The Weekend Post

Boy sentenced to 7yrs

Driver of car involved in Bradley Smith’s death

- ANDREW MCKENNA

A DYSFUNCTIO­NAL upbringing marred by foetal alcohol syndrome disorder (FASD) leading to catastroph­ic road smash came to its tragic conclusion in Cairns Supreme Court on Friday.

A boy of 15 was sentenced to seven years detention by Justice Helen Bowskill, and will have to serve a minimum of 70 per cent of that sentence, amounting to four years, 11 months, whereafter he will be on probation for the remainder.

In Justice Bowskill’s lengthy sentencing remarks, she reiterated the boy’s dysfunctio­nal upbringing, when his mother had drunk alcohol heavily for the first four months of her pregnancy. Growing up he was subject to his mother’s chronic substance abuse, exposed to domestic violence and said he was “hit by adults all the time”.

The resultant disorders he suffered from included PTSD, FASD, attention deficit hyperactiv­ity disorder, general anxiety disorder, and depression, and he was at a high risk of suicide, Justice Bowskill said.

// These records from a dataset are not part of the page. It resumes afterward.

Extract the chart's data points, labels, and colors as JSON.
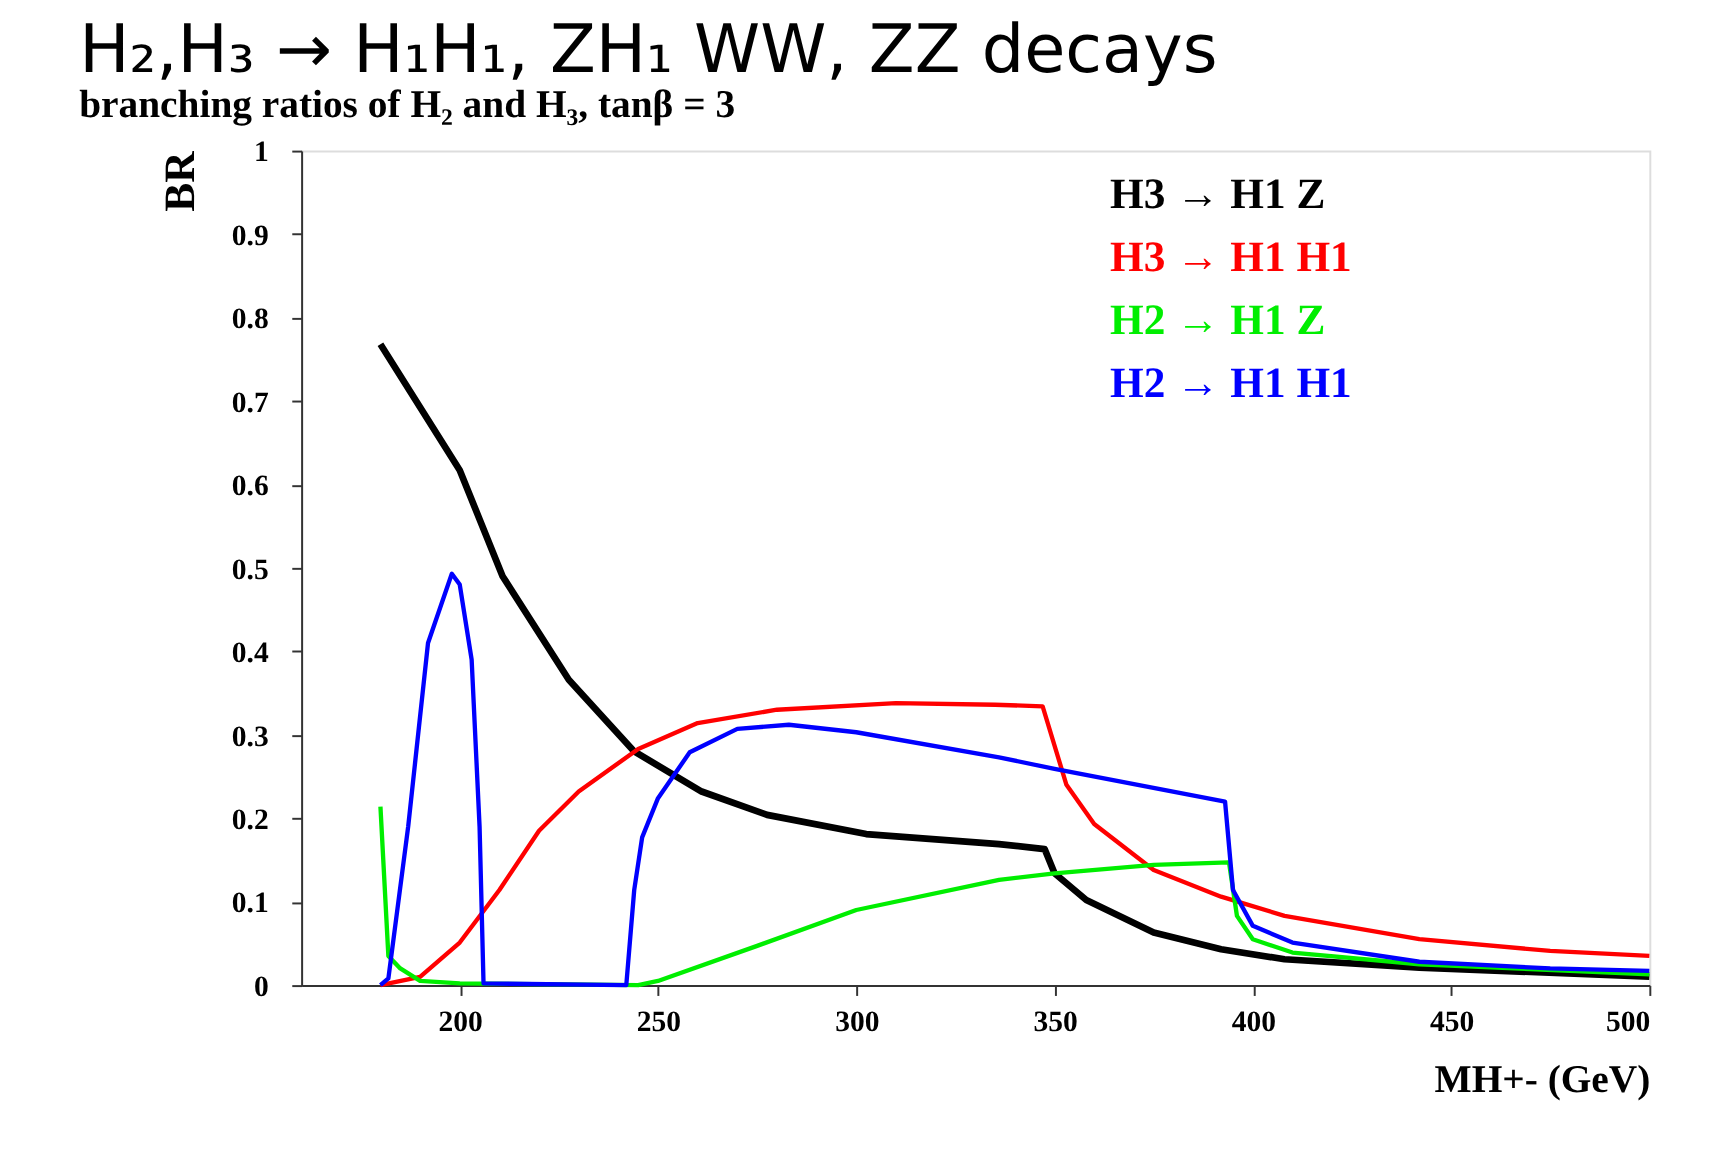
{
  "chart_data": {
    "type": "line",
    "title": "H₂,H₃ → H₁H₁, ZH₁ WW, ZZ decays",
    "subtitle": "branching ratios of H₂ and H₃,   tanβ = 3",
    "xlabel": "MH+- (GeV)",
    "ylabel": "BR",
    "xlim": [
      160,
      500
    ],
    "ylim": [
      0,
      1
    ],
    "xticks": [
      200,
      250,
      300,
      350,
      400,
      450,
      500
    ],
    "yticks": [
      0,
      0.1,
      0.2,
      0.3,
      0.4,
      0.5,
      0.6,
      0.7,
      0.8,
      0.9,
      1
    ],
    "grid": false,
    "legend": "top right",
    "marker": "none",
    "line_style": "solid",
    "series": [
      {
        "name": "H3 → H1 Z",
        "color": "#000000",
        "x": [
          180,
          200,
          210.8,
          227.5,
          244,
          261,
          277.5,
          302.5,
          336,
          347.5,
          350,
          358,
          375,
          392,
          408,
          442,
          500
        ],
        "values": [
          0.768,
          0.617,
          0.49,
          0.366,
          0.28,
          0.232,
          0.204,
          0.181,
          0.169,
          0.163,
          0.134,
          0.102,
          0.063,
          0.043,
          0.031,
          0.021,
          0.01
        ]
      },
      {
        "name": "H3 → H1 H1",
        "color": "#ff0000",
        "x": [
          180,
          190,
          200,
          210,
          220,
          230,
          245,
          260,
          280,
          310,
          335,
          347,
          350,
          353,
          360,
          375,
          392,
          408,
          442,
          475,
          500
        ],
        "values": [
          0,
          0.01,
          0.051,
          0.114,
          0.185,
          0.232,
          0.283,
          0.314,
          0.33,
          0.338,
          0.336,
          0.334,
          0.287,
          0.24,
          0.193,
          0.138,
          0.106,
          0.083,
          0.055,
          0.041,
          0.035
        ]
      },
      {
        "name": "H2 → H1 Z",
        "color": "#00ee00",
        "x": [
          180,
          182,
          185,
          190,
          200,
          245,
          250,
          275,
          300,
          336,
          350,
          375,
          394,
          396,
          400,
          410,
          442,
          500
        ],
        "values": [
          0.214,
          0.035,
          0.02,
          0.005,
          0.002,
          0,
          0.005,
          0.047,
          0.09,
          0.126,
          0.134,
          0.144,
          0.147,
          0.083,
          0.055,
          0.039,
          0.025,
          0.013
        ]
      },
      {
        "name": "H2 → H1 H1",
        "color": "#0000ff",
        "x": [
          180,
          182,
          187,
          192,
          198,
          200,
          203,
          205,
          206,
          242,
          244,
          246,
          250,
          258,
          270,
          283,
          300,
          336,
          350,
          393,
          395,
          400,
          410,
          442,
          475,
          500
        ],
        "values": [
          0,
          0.008,
          0.19,
          0.41,
          0.493,
          0.48,
          0.39,
          0.19,
          0.002,
          0,
          0.114,
          0.177,
          0.224,
          0.279,
          0.307,
          0.312,
          0.303,
          0.273,
          0.259,
          0.22,
          0.114,
          0.071,
          0.051,
          0.028,
          0.02,
          0.017
        ]
      }
    ]
  }
}
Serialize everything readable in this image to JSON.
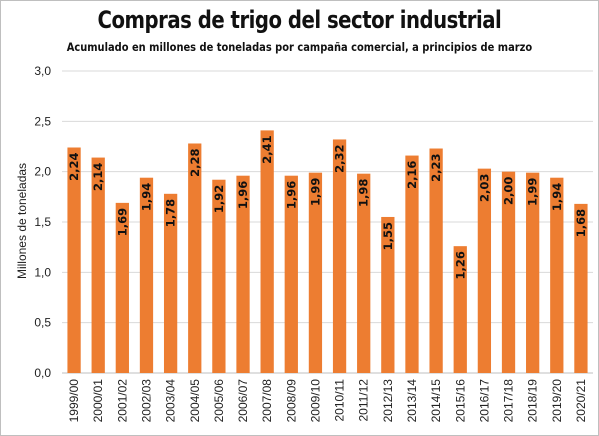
{
  "chart_data": {
    "type": "bar",
    "title": "Compras de trigo del sector industrial",
    "subtitle": "Acumulado en millones de toneladas por campaña comercial, a principios de marzo",
    "xlabel": "",
    "ylabel": "Millones de toneladas",
    "ylim": [
      0,
      3
    ],
    "yticks": [
      "0,0",
      "0,5",
      "1,0",
      "1,5",
      "2,0",
      "2,5",
      "3,0"
    ],
    "grid": true,
    "legend": "none",
    "bar_color": "#ED7D31",
    "categories": [
      "1999/00",
      "2000/01",
      "2001/02",
      "2002/03",
      "2003/04",
      "2004/05",
      "2005/06",
      "2006/07",
      "2007/08",
      "2008/09",
      "2009/10",
      "2010/11",
      "2011/12",
      "2012/13",
      "2013/14",
      "2014/15",
      "2015/16",
      "2016/17",
      "2017/18",
      "2018/19",
      "2019/20",
      "2020/21"
    ],
    "values": [
      2.24,
      2.14,
      1.69,
      1.94,
      1.78,
      2.28,
      1.92,
      1.96,
      2.41,
      1.96,
      1.99,
      2.32,
      1.98,
      1.55,
      2.16,
      2.23,
      1.26,
      2.03,
      2.0,
      1.99,
      1.94,
      1.68
    ],
    "value_labels": [
      "2,24",
      "2,14",
      "1,69",
      "1,94",
      "1,78",
      "2,28",
      "1,92",
      "1,96",
      "2,41",
      "1,96",
      "1,99",
      "2,32",
      "1,98",
      "1,55",
      "2,16",
      "2,23",
      "1,26",
      "2,03",
      "2,00",
      "1,99",
      "1,94",
      "1,68"
    ]
  }
}
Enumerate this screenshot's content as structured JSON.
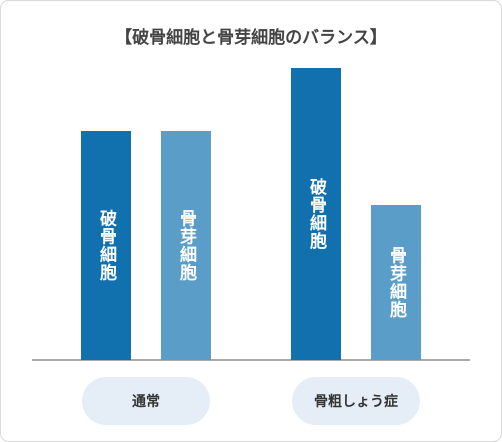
{
  "chart_data": {
    "type": "bar",
    "title": "【破骨細胞と骨芽細胞のバランス】",
    "categories": [
      "通常",
      "骨粗しょう症"
    ],
    "series": [
      {
        "name": "破骨細胞",
        "color": "#1170ae",
        "values": [
          229,
          292
        ]
      },
      {
        "name": "骨芽細胞",
        "color": "#5b9dc9",
        "values": [
          229,
          155
        ]
      }
    ],
    "ylim": [
      0,
      300
    ]
  }
}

She characteri­sed him as having “pervasive brain dysfunctio­n”, that he had great difficulty seeing more than five minutes ahead, and people with that kind of disorder “simply live in an eternal present”.

On the night of February 13, 2021, the boy and Bradley Smith stole a Toyota Yaris and went driving with a carload of friends, none of whom wore seatbelts, Justice Bowskill said.

Methamphet­amine and THC were found in the boy’s system later. It was a wet night in Cairns, and he livestream­ed the drive on his Instagram page. Police watched on and dispatched a vehicle to follow. Earlier in the proceeding­s all the footage was shown in court, and a fight broke out in the public gallery.

Police reached speeds of 130kph and still could not catch up to him, the court heard. Half an hour in to the drive at Pease Street near the Saltwater Creek bridge, the boy drove through a red light, tried to overtake another vehicle, lost control of the car and crashed into a tree.

Bradley Smith was killed instantly, a 12 year-old girl in the car suffered injuries that resulted her in becoming quadripleg­ic, and two other children in the car suffered serious injuries requiring hospitalis­ation.

“The community is frightened about what you will do next,” Justice Bowskill told the boy.

People sobbed in the public gallery as Justice Bowskill spoke about the boy’s history and the events of the night.

“That they were in that car at all was a failure of our society, our community and a consequenc­e of their family circumstan­ces,” Justice Bowskill said.

She found the only appropriat­e sentence was an order for detention, but she rejected the Crown prosecutio­n’s earlier submission that the boy had little rehabilita­tive prospects.